Tests can validate fields on the output:

expect(output.attempts.length).toBe(0);
expect(output.outcome.success).toBe(false);
expect(output.outcome.retry).toBe(false);

and check that individual lambda function steps were executed (or not):

filter(StepType.LambdaSucceeded, events, (e) => {
  expect(count(e, 'SelectPsp')).toBe(1);
  expect(count(e, 'RedirectToPsp')).toBe(0);
  expect(count(e, 'PostProcessing')).toBe(1);
  expect(count(e, 'PersistOutput')).toBe(1);
});

The test runner

Our end-to-end tests use a test runner module which uses the AWS StepFunctions SDK to trigger an execution and then retrieve some information about it for use in the calling test. An environment variable is used to specify the ARN of the step function under test, making it very simple to deploy a new instance of the step function and run our tests against it in isolation.

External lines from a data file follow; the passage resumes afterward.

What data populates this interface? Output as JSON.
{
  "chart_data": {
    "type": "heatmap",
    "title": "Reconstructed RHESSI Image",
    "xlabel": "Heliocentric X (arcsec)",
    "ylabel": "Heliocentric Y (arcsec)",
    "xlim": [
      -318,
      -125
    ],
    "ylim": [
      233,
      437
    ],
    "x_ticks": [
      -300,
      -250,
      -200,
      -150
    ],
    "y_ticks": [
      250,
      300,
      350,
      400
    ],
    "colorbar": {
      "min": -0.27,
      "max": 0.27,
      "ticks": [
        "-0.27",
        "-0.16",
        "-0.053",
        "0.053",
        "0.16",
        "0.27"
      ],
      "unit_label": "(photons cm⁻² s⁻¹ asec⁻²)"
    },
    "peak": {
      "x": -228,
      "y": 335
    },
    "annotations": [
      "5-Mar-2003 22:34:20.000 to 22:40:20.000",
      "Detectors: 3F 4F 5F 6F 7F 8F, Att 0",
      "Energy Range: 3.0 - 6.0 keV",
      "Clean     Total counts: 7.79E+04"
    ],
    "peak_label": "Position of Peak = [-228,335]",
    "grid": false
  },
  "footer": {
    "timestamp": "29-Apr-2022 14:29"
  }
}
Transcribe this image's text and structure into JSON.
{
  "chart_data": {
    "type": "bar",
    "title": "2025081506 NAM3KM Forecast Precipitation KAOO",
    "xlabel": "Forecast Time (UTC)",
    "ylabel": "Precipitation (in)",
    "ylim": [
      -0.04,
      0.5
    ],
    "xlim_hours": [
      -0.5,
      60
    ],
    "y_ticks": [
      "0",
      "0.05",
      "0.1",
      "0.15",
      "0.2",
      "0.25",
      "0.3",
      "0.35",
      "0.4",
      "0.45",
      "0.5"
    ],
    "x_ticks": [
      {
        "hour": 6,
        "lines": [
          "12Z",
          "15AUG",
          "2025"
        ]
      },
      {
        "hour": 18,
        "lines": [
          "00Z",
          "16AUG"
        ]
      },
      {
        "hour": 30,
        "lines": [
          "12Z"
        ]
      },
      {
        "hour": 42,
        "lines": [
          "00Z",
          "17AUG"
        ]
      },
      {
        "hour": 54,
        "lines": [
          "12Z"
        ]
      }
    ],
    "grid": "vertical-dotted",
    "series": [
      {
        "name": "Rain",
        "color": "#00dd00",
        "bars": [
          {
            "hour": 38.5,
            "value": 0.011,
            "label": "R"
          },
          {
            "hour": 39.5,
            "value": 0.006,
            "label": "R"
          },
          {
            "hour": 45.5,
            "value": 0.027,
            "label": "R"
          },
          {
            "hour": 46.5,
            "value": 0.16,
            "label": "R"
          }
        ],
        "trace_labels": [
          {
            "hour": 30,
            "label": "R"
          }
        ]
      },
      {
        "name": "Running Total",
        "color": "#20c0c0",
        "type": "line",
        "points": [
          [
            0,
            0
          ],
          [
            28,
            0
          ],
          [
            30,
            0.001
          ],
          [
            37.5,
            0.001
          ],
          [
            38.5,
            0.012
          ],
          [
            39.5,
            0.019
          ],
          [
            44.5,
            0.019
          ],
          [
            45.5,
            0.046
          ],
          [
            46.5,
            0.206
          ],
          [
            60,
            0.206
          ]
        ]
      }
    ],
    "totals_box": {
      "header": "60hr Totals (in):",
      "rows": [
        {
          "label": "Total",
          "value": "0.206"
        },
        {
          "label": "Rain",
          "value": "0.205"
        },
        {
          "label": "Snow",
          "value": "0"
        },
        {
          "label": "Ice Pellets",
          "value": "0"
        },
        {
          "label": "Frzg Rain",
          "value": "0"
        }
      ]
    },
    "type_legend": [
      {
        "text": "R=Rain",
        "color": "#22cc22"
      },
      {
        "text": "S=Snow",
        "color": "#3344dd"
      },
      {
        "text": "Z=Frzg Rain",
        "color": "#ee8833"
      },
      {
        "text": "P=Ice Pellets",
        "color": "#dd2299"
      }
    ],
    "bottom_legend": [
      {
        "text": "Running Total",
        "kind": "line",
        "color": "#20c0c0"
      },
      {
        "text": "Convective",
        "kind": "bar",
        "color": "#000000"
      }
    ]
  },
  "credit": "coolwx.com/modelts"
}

This top-level function gives a good sense of how it works without diving into the full detail:

export const runToCompletion = async (
  name: string,
  input: StepFunctionInput
): Promise<[any, StepFunctions.HistoryEvent[]]> => {
  const executionName = `${name}-${Date.now().toString()}`;
  const stepFunctions = new StepFunctions({
    region: awsRegion,
    endpoint: stepFunctionsEndpoint,
  });
  const describe: StepFunctions.DescribeExecutionOutput = await runStateMachine(
    stateMachineArn,
    input,
    executionName,
    stepFunctions
  );
  const events: StepFunctions.HistoryEvent[] = await getExecutionEvents(
    stepFunctions,
    describe
  );
  if (!describe.output) {
    throw new Error('Execution output is empty');
  }
  return [JSON.parse(describe.output), events];
};

Broadly we are

  • creating an SDK instance
  • using it to trigger an execution with the input defined in the test
  • using that execution's output to retrieve the full list of events that were called
  • returning the output and event history to the calling test

The key point here is that the actual code under test is running IN AWS, whereas the test is running on the build agent (or locally).

Wrapping up

Our payments processing step function has been in production for a while now and has proven to be very robust, coping with periods of increased demand without breaking a sweat. We have enjoyed the rapid, frictionless release cycle we've been able to adopt as a result of both having infrastructure management abstracted away and having a thorough suite of tests to confirm that the system is still meeting all the business' needs.

Having such an effective system taking payments helps us to ensure that all the good causes on JustGiving continue to receive the money from all our kind donors as quickly as possible and allows us to focus on continuing to deliver even more awesome features!